During the seventies, Leary had plenty of company in calling for the establishment of elite experimental colonies beyond the bounds of established society. Buckminster Fuller, Gerard O’Neill, and Jerry Brown, among others, argued for the necessity of expanding the American frontier to create zones of technological and social experimentation where innovation could proceed unhampered by outdated laws and traditions. The migration of the self-selecting elite would eventually help the more timid who chose to stay behind, Leary argued, as it “allows for new experiments—technological, political, and social—in a new ecological niche far from the home hive.”

That idea, scrubbed of its psychedelic origins, has today become the bedrock of Silicon Valley utopianism. 

“I mean, the laws when we went public were 50 years old. Law can’t be right if it’s 50 years old.
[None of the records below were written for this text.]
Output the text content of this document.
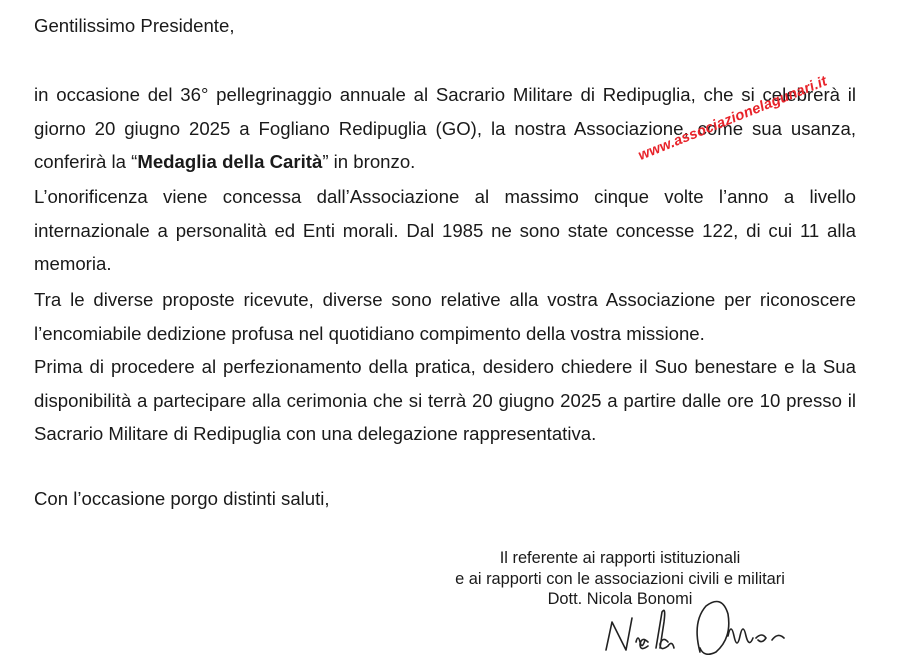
Gentilissimo Presidente,

in occasione del 36° pellegrinaggio annuale al Sacrario Militare di Redipuglia, che si celebrerà il giorno 20 giugno 2025 a Fogliano Redipuglia (GO), la nostra Associazione, come sua usanza, conferirà la “Medaglia della Carità” in bronzo.

L’onorificenza viene concessa dall’Associazione al massimo cinque volte l’anno a livello internazionale a personalità ed Enti morali. Dal 1985 ne sono state concesse 122, di cui 11 alla memoria.

Tra le diverse proposte ricevute, diverse sono relative alla vostra Associazione per riconoscere l’encomiabile dedizione profusa nel quotidiano compimento della vostra missione.

Prima di procedere al perfezionamento della pratica, desidero chiedere il Suo benestare e la Sua disponibilità a partecipare alla cerimonia che si terrà 20 giugno 2025 a partire dalle ore 10 presso il Sacrario Militare di Redipuglia con una delegazione rappresentativa.

Con l’occasione porgo distinti saluti,
Il referente ai rapporti istituzionali
e ai rapporti con le associazioni civili e militari
Dott. Nicola Bonomi
www.associazionelagunari.it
Like, it’s before the Internet. … Maybe we should set aside some small part of the world, you know, like going to Burning Man, for example. Which I’m sure many of you have been to. Yeah, a few Burners out there. That’s an environment where people try out different things, but not everybody has to go. And I think that’s a great thing, too. I think as technologists we should have some safe places where we can try out some new things and figure out: What is the effect on society? What’s the effect on people? Without having to deploy it into the normal world. And people who like those kinds of things can go there and experience that.” —Larry Page

Entrepreneurs like Jeff Bezos and Elon Musk dream of establishing Learyesque space colonies, celestial Burning Mans. Peter Thiel is slightly more down to earth. His Seasteading Institute hopes to set up floating technology incubation colonies on the ocean. “If you can start a new business, why can you not start a new country?” he says. “The reason the seasteading question’s been so interesting is that a lot of people do think that we can do much better as a society. And if you run the thought experiment — could we be doing things better in our society? — people may disagree on the particulars, but an awful lot of people think things can be done dramatically better.” The institute has even come up with a nifty retelling of history to explain how its colonies will, in short order, raise the poor out of slums and into luxury high-rises:

In a notorious speech last fall at the Y Combinator Startup School, Balaji Srinivasan channeled Leary when he called for “Silicon Valley’s Ultimate Exit”—the establishment of a new country beyond the reach of the U.S. and other failed states:

[When] a company or a country is in decline, you can try Voice, or you can try Exit. Voice is basically changing the system from within, whereas Exit is leaving to create a new system, a new startup. … We’re a nation of emigrants: we’re shaped by both Voice and Exit, starting with the Puritans. You know, they fled religious persecution, the American Revolutionaries which left England’s orbit. Then we started moving west, leaving the East Coast bureaucracy … What do I mean by Silicon Valley’s Ultimate Exit? It basically means: build an opt-in society, ultimately outside the US, run by technology. And this is actually where the Valley is going. This is where we’re going over the next ten years. … The best part is this: the people who think this is weird, the people who sneer at the frontier, who hate technology—they won’t follow you out there.

The Kesey bus dead-ended somewhere in Mexico, its allegorical gaskets blown. The Google bus continues on its circuit between the City and the Valley, an infinite loop of infinite possibility.